Sur la co-élaboration des schémas, "il y a une vraie résistance, un combat législatif à mener", a prévenu Estelle Grelier, députée socialiste de Seine-Maritime. L'élue a également regretté la prétention d'autres niveaux à s'associer aux schémas. "Si les départements n'y sont pas, nous n'en serons pas totalement chagrinés." Quant à l'Etat, "il a peut être autre chose à faire", a-t-elle ironisé…
S'agissant du seuil de population des intercommunalités ramené de 20.000 habitants à 5.000 par les sénateurs, en bonne normande, Estelle Grelier semble favorable au compromis de 15.000 habitants soutenu notamment par le socialiste Jean-Pierre Sueur ou le centriste Michel Mercier. Selon elle, le seuil de 20.000 habitants avait été imaginé dans le contexte d'une disparition du département et n'est donc plus tout-à-fait pertinent.
"Des super-mairies ou des territoires de projets ?"
L'autre grand sujet d'inquiétude des intercommunalités, qui va de pair avec le premier, c'est la baisse de l'investissement et le risque de récession qui en découle. Le moins qu'on puisse dire, c'est que l'annonce de Manuel Valls, jeudi 29 mai, de créer un fonds pour l'investissement local d'un milliard d'euros est accueillie avec prudence. "Qu'est-ce que ça va être ? Un fonds uniquement destiné aux communes rurales ou éclaté pour compenser la baisse encore plus forte des crédits des agences de l'Etat ?", s'est interrogé Charles-Eric Lemaignen. Selon lui, la baisse de l'investissement du bloc communal (-12,4% en 2014, première année du programme de réduction des dotations) représente "une chute considérable" que le calendrier électoral explique pour partie, mais qui tient surtout à la baisse des dotations. "Il est donc possible que cela va continuer", anticipe le président de l'AdCF qui demande au moins "un allègement des normes et zéro transfert sur le long terme". "Entre 1995 et 2002 en Allemagne, l'investissement a chuté de 47 à 29 milliards d'euros (…) Cette baisse était due essentiellement à un effondrement des investissements des communes allemandes" qui a diminué de moitié, a-t-il alerté. Or "la qualité des infrastructures est un des points clés de l'attractivité du territoire français", a-t-il souligné. La baisse des dotations est "trop rapide, trop forte". "On aurait dû sanctuariser l'investissement et baisser les dotations au prorata des dépenses de fonctionnement", a-t-il suggéré.
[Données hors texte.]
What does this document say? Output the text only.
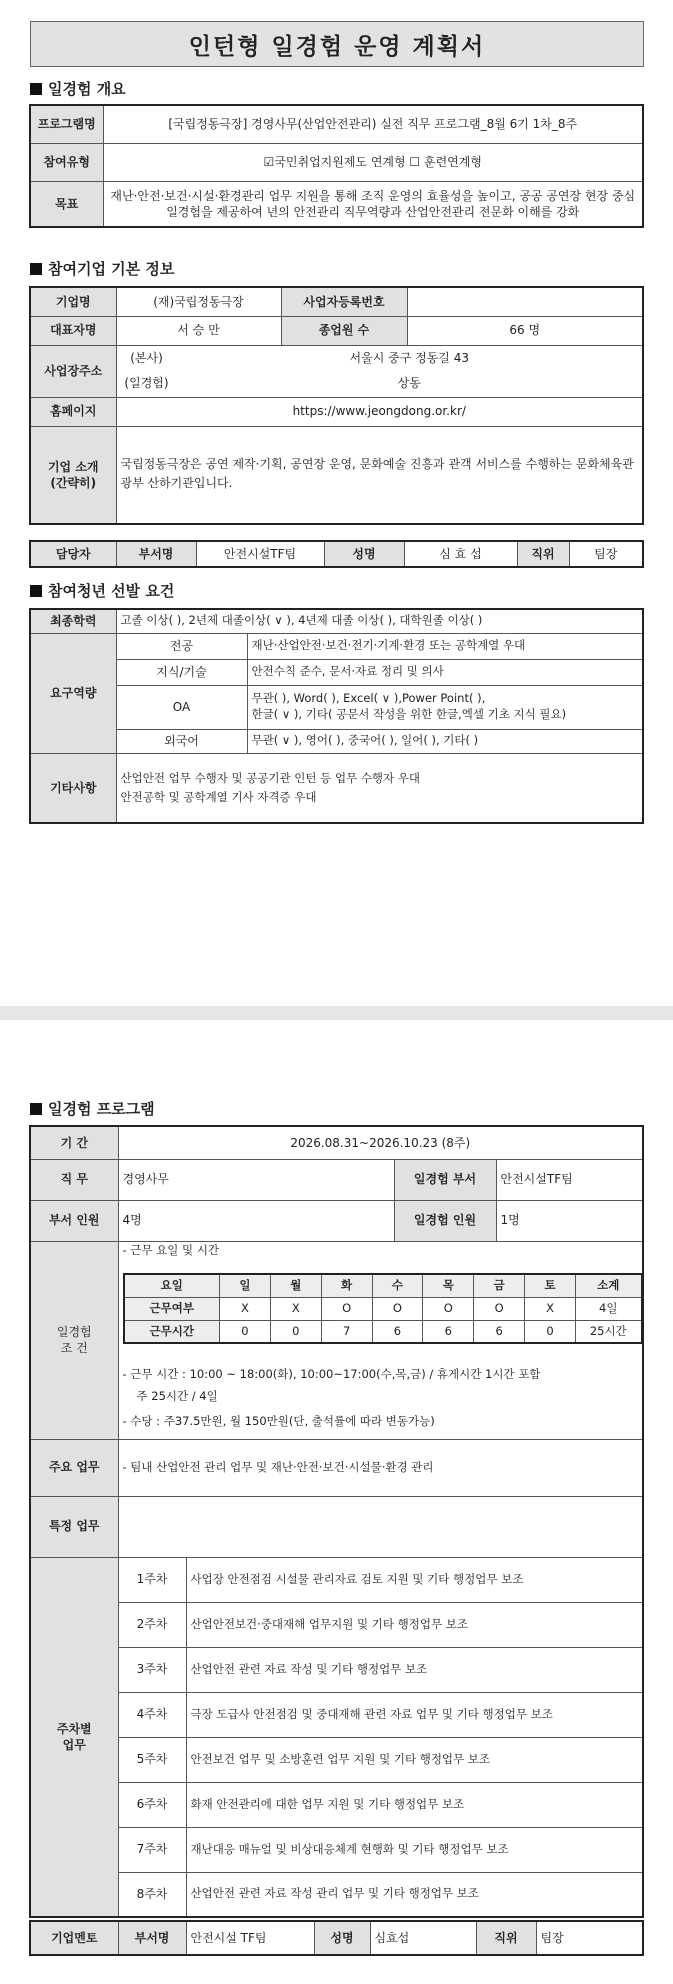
인턴형 일경험 운영 계획서
일경험 개요
프로그램명	[국립정동극장] 경영사무(산업안전관리) 실전 직무 프로그램_8월 6기 1차_8주
참여유형	☑국민취업지원제도 연계형 ☐ 훈련연계형
목표	재난·안전·보건·시설·환경관리 업무 지원을 통해 조직 운영의 효율성을 높이고, 공공 공연장 현장 중심 일경험을 제공하여 년의 안전관리 직무역량과 산업안전관리 전문화 이해를 강화
참여기업 기본 정보
기업명	(재)국립정동극장	사업자등록번호	
대표자명	서 승 만	종업원 수	66 명
사업장주소	(본사) 서울시 중구 정동길 43
(일경험) 상동		

홈페이지	https://www.jeongdong.or.kr/		

기업 소개
(간략히)	국립정동극장은 공연 제작·기획, 공연장 운영, 문화예술 진흥과 관객 서비스를 수행하는 문화체육관광부 산하기관입니다.		
담당자	부서명	안전시설TF팀	성명	심 효 섭	직위	팀장
참여청년 선발 요건
최종학력	고졸 이상( ), 2년제 대졸이상( ∨ ), 4년제 대졸 이상( ), 대학원졸 이상( )	
요구역량	전공	재난·산업안전·보건·전기·기계·환경 또는 공학계열 우대
	지식/기술	안전수칙 준수, 문서·자료 정리 및 의사
	OA	무관( ), Word( ), Excel( ∨ ),Power Point( ),
한글( ∨ ), 기타( 공문서 작성을 위한 한글,엑셀 기초 지식 필요)

	외국어	무관( ∨ ), 영어( ), 중국어( ), 일어( ), 기타( )
기타사항	산업안전 업무 수행자 및 공공기관 인턴 등 업무 수행자 우대
안전공학 및 공학계열 기사 자격증 우대	
일경험 프로그램
기 간	2026.08.31~2026.10.23 (8주)
직 무	경영사무	일경험 부서	안전시설TF팀
부서 인원	4명	일경험 인원	1명

일경험
조 건

- 근무 요일 및 시간
요일	일	월	화	수	목	금	토	소계
근무여부	X	X	O	O	O	O	X	4일
근무시간	0	0	7	6	6	6	0	25시간
- 근무 시간 : 10:00 ~ 18:00(화), 10:00~17:00(수,목,금) / 휴게시간 1시간 포함
주 25시간 / 4일
- 수당 : 주37.5만원, 월 150만원(단, 출석률에 따라 변동가능)

주요 업무	- 팀내 산업안전 관리 업무 및 재난·안전·보건·시설물·환경 관리
특정 업무	

주차별
업무
	1주차	사업장 안전점검 시설물 관리자료 검토 지원 및 기타 행정업무 보조
2주차	산업안전보건·중대재해 업무지원 및 기타 행정업무 보조
3주차	산업안전 관련 자료 작성 및 기타 행정업무 보조
4주차	극장 도급사 안전점검 및 중대재해 관련 자료 업무 및 기타 행정업무 보조
5주차	안전보건 업무 및 소방훈련 업무 지원 및 기타 행정업무 보조
6주차	화재 안전관리에 대한 업무 지원 및 기타 행정업무 보조
7주차	재난대응 매뉴얼 및 비상대응체계 현행화 및 기타 행정업무 보조
8주차	산업안전 관련 자료 작성 관리 업무 및 기타 행정업무 보조
기업멘토	부서명	안전시설 TF팀	성명	심효섭	직위	팀장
"Que veut-on faire des agglos ? Des super-mairies ou des territoires de projets ?", a demandé Stéphane Martin, le président du Grand Chalon qui a décidé de transformer la moitié des 4 millions de sa dotation de solidarité communautaire (DSC) en un fonds de relance de l'investissement local.
Dans ce contexte morore, trois éléments pourraient contribuer à une relance de l'investissement : le plan Juncker, la programmation des fonds européens et celle des contrats de plans Etat-région en cours de finalisation. Mais le lancement de la campagne des élections régionales fait craindre un "gel" de ces dépenses. "C'est un vrai souci", s'inquiète-t-on à l'AdCF.